Considerando as subestações mais afetadas pelo curtailment no Brasil, duas estão no Norte de Minas Gerais. A subestação Janaúba, onde estão conectados os complexos solares da Elera Renováveis e da Atlas Renewable Energy, teve cortes de 41% e 48% da energia injetada, respectivamente, em fevereiro e março.

Outra subestação muito afetada na região, a de Jaíba, com conexão de usinas da Auren, registrou cortes de até 19% em dezembro, e percebeu uma elevação para 38% e 30% entre fevereiro e março deste ano.

“A potência instalada cresceu ali na região [das subestações] de Janaúba e Jaíba. É um cluster de solar muito grande, de usinas que entram em escala de gigawatt”, explicou Alexandre Zucarato.

Em fevereiro deste ano, o curtailment no Complexo Sol do Cerrado, da Vale, chegou a 50%; da Elera a 37%, e da Atlas a 25%. No mês seguinte, Atlas e Vale tiveram redução dos cortes, para a 27% e 30%, respectivamente, enquanto a Elera subiu para 40%.

Clusterização

Buscando reduzir cortes extremos em um único ponto e um consequente colapso em outro, desde setembro de 2024, o ONS mudou a metodologia de corte de geração de energia nos estados do Ceará e Rio Grande do Norte.
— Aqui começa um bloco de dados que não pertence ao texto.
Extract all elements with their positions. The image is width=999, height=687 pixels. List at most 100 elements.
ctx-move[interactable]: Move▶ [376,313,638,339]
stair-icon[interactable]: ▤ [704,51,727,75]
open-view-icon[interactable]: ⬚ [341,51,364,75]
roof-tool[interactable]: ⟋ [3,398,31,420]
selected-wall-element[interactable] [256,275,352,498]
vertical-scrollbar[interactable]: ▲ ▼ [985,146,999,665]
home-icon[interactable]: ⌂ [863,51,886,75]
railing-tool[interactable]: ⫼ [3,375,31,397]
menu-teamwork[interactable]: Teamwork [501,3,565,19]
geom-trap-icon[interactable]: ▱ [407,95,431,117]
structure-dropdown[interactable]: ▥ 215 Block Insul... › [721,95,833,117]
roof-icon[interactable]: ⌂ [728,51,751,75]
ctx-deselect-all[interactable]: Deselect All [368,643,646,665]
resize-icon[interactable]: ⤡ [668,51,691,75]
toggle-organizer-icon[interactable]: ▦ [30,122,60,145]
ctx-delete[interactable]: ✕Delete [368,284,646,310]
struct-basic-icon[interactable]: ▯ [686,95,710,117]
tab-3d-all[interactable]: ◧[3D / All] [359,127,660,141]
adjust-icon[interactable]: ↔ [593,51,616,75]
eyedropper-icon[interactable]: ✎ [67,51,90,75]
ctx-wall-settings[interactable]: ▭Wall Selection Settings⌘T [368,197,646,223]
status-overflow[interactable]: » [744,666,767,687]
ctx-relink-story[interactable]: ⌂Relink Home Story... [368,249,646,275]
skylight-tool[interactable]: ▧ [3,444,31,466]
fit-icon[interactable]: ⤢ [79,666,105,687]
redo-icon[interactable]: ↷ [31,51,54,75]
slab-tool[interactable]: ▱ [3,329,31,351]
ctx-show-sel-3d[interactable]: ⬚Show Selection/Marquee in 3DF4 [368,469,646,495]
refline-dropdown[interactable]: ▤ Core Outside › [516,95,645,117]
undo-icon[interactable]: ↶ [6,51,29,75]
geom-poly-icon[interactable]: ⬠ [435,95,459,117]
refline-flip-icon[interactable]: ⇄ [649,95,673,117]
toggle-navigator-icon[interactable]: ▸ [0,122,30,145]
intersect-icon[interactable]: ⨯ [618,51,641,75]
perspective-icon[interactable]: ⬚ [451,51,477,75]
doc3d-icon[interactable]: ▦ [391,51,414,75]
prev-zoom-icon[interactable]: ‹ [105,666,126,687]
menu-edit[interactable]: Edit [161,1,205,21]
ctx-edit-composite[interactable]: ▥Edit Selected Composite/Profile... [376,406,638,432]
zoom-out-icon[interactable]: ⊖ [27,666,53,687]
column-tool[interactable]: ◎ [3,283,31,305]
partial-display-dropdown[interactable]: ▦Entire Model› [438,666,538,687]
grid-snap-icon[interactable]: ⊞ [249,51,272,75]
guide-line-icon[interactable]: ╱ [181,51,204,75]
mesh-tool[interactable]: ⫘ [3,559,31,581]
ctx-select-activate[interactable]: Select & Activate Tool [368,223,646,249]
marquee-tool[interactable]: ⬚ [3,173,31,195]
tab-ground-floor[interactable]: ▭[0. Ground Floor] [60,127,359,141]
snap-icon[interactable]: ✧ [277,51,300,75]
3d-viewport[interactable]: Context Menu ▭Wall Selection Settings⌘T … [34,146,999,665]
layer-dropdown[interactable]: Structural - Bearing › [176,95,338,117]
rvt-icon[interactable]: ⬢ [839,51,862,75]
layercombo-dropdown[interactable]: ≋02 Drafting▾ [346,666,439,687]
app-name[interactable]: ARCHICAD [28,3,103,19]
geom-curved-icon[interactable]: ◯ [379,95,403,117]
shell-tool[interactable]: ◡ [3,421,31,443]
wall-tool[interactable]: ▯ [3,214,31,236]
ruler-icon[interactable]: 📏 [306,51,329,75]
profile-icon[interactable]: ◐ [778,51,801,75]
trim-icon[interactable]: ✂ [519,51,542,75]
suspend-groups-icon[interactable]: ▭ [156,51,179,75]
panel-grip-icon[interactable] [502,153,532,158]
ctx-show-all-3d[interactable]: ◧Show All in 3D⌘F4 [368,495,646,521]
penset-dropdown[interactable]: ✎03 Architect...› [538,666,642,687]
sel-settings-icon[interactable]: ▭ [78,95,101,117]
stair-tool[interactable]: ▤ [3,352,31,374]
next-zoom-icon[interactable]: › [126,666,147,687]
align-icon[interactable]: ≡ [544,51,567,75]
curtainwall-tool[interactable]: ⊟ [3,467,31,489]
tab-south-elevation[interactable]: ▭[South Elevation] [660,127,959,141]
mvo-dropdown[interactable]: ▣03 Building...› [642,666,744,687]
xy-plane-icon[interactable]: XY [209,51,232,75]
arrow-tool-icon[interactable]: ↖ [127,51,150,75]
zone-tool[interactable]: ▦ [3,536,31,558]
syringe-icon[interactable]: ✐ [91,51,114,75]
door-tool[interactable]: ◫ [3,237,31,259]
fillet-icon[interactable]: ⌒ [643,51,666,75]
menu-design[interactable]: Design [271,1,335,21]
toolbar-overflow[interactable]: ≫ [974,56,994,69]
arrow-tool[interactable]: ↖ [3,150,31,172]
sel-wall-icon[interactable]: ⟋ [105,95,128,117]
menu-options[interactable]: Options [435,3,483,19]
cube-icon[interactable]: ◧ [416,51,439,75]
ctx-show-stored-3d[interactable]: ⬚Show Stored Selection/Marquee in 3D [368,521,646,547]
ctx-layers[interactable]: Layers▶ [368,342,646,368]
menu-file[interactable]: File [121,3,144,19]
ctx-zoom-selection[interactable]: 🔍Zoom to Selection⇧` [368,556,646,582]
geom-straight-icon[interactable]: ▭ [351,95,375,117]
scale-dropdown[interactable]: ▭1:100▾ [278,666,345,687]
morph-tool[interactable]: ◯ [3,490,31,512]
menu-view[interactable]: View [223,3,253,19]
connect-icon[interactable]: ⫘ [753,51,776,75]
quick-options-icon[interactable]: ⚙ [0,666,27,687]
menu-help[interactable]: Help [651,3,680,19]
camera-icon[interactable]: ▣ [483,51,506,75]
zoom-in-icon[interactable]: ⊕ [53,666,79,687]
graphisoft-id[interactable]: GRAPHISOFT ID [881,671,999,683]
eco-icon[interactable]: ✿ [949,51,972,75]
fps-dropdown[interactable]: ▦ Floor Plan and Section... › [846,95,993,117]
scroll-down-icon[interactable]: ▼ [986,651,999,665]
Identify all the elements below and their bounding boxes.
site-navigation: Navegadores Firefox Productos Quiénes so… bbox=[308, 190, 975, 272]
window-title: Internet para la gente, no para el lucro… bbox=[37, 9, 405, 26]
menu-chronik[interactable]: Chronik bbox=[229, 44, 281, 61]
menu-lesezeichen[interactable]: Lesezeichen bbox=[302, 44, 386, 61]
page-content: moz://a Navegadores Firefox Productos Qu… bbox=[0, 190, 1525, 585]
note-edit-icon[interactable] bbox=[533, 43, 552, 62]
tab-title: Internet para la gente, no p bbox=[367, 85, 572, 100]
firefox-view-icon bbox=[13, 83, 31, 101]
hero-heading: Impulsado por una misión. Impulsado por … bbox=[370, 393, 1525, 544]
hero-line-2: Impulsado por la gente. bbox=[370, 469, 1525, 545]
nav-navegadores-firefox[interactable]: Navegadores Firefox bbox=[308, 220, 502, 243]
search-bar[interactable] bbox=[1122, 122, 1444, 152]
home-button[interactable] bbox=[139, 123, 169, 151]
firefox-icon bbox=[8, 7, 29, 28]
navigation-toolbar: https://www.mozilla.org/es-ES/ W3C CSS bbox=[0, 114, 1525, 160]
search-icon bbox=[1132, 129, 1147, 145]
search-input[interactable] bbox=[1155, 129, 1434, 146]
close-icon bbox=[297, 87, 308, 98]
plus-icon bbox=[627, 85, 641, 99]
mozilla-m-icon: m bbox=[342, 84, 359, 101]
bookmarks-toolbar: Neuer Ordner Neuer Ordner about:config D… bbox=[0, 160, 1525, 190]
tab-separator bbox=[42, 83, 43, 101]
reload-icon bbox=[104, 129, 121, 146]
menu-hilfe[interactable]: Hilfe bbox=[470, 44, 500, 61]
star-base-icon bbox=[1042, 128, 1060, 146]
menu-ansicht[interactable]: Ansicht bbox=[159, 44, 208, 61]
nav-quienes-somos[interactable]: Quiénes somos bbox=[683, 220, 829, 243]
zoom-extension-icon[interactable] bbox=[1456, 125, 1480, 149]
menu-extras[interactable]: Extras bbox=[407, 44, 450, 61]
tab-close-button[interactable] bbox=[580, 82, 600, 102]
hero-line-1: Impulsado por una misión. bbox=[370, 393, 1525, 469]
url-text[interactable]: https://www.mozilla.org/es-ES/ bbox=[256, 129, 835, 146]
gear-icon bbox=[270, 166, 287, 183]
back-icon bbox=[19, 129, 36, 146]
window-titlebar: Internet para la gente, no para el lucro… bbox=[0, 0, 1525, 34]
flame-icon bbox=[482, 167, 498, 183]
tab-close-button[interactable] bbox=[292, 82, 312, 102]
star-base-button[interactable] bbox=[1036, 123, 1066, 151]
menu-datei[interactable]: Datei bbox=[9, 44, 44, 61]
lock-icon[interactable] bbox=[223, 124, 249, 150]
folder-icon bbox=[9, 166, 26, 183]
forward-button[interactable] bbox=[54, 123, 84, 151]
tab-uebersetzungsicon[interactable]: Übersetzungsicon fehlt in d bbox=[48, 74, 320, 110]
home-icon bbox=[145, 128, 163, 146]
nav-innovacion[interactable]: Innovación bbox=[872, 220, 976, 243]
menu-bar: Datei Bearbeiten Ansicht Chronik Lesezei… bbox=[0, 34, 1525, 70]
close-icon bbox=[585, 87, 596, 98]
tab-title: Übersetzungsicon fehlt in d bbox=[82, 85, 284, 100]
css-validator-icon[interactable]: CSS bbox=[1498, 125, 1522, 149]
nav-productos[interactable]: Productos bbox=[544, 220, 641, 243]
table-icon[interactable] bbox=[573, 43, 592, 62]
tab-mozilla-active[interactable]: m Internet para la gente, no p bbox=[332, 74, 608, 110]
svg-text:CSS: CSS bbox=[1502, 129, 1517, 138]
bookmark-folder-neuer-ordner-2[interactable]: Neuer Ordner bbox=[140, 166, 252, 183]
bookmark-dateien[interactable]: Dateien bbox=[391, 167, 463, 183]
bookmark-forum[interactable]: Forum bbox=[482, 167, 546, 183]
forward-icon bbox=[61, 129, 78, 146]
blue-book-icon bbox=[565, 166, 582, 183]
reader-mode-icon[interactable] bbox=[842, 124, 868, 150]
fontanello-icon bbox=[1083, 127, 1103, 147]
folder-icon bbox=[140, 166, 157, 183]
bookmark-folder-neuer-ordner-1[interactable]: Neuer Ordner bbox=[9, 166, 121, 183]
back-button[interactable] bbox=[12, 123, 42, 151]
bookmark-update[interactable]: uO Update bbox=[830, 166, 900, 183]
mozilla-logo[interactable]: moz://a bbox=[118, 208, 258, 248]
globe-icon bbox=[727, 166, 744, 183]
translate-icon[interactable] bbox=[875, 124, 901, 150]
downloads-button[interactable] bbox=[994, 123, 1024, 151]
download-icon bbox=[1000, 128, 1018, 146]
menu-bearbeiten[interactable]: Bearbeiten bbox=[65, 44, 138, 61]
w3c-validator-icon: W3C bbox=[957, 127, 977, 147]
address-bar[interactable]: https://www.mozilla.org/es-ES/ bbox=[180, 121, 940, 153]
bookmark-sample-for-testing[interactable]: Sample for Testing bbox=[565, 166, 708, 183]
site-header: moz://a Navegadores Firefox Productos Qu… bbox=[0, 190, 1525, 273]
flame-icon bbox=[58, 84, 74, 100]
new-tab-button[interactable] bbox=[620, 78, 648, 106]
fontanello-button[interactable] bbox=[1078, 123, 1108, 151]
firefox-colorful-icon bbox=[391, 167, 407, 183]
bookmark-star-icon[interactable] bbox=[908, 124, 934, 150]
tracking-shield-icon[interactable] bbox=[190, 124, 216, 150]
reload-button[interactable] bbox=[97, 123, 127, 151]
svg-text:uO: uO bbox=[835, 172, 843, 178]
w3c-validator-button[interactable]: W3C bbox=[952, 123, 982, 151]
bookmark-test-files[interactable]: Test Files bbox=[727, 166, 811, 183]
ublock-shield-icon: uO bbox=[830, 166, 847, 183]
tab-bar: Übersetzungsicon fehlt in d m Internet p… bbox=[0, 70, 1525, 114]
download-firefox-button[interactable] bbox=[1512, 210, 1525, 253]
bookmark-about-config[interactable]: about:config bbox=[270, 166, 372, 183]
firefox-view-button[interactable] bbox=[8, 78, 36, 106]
Nesses estados, em que a chamada clusterização está sendo aplicada, as decisões de restrição de geração não se baseiam apenas no gerador com o maior fator de sensibilidade sobre o alívio do carregamento do ativo de transmissão (como linhas ou transformadores), que é o que impõe a limitação ao sistema.

Na nova abordagem, o ONS considera um conjunto de geradores agrupados ou clusters – daí o termo “clusterização” – que exercem impacto semelhante sobre o fluxo de potência que precisa ser controlado.

“Com isso, há um reforço da segurança operativa e, como efeito adicional, uma distribuição mais equilibrada das restrições entre os agentes com influência comparável sobre a condição crítica”, disse o Operador à reportagem. Os cortes continuam acontecendo, mas deixam de se concentrar em determinados ativos e são melhor “distribuídos” na rede.

E é dessa forma que o operador começou a trabalhar com as restrições em Minas Gerais, pelo menos, desde o final de março, como contam os empreendedores da região. Segundo o ONS, a operação foi adotada por conta do crescimento da geração, “que chegou primeiro que a transmissão”.

“Quando a gente foi implementar a nova inequação [no Norte de Minas], já tinha a experiência da clusterização do Nordeste, porque a gente sabe as consequências de que se, em tempo real, o corte fica muito localizado só no local, isso pode levar a um ponto de operação que não foi explorado no ambiente de planejamento. A clusterização permite a gente reduzir essa geração de forma mais distribuída na região elétrica que não entorta tanto o ponto de operação”, contou o diretor de Planejamento do ONS.

Os empreendedores mais afetados no Norte de MG

Os geradores da região levaram uma mensagem sobre esses cortes ao ministro de Minas e Energia, Alexandre Silveira, durante o Fórum Brasileiro de Líderes em Energia, no Rio de Janeiro.

André Flores, CEO da Elera Renováveis, contou que os geradores estão tentando investigar o ‘fator de mudança’ para o curtailment ‘ter explodido’ na região. 

“A gente sofre infinitamente mais do que uma subestação que está perto, que também sofre bem, mas bem menos que a gente, e muito, muito mais que todas as outras. E isso sem uma justificativa técnica, porque a rede não mudou nada. Isso explodiu em fevereiro, em março piorou ainda mais. As duas perguntas que a gente tem: o que mudou, que levou a esse nível de corte a ser infinitamente mais alto? E por que concentrado ali?”, questionou Flores.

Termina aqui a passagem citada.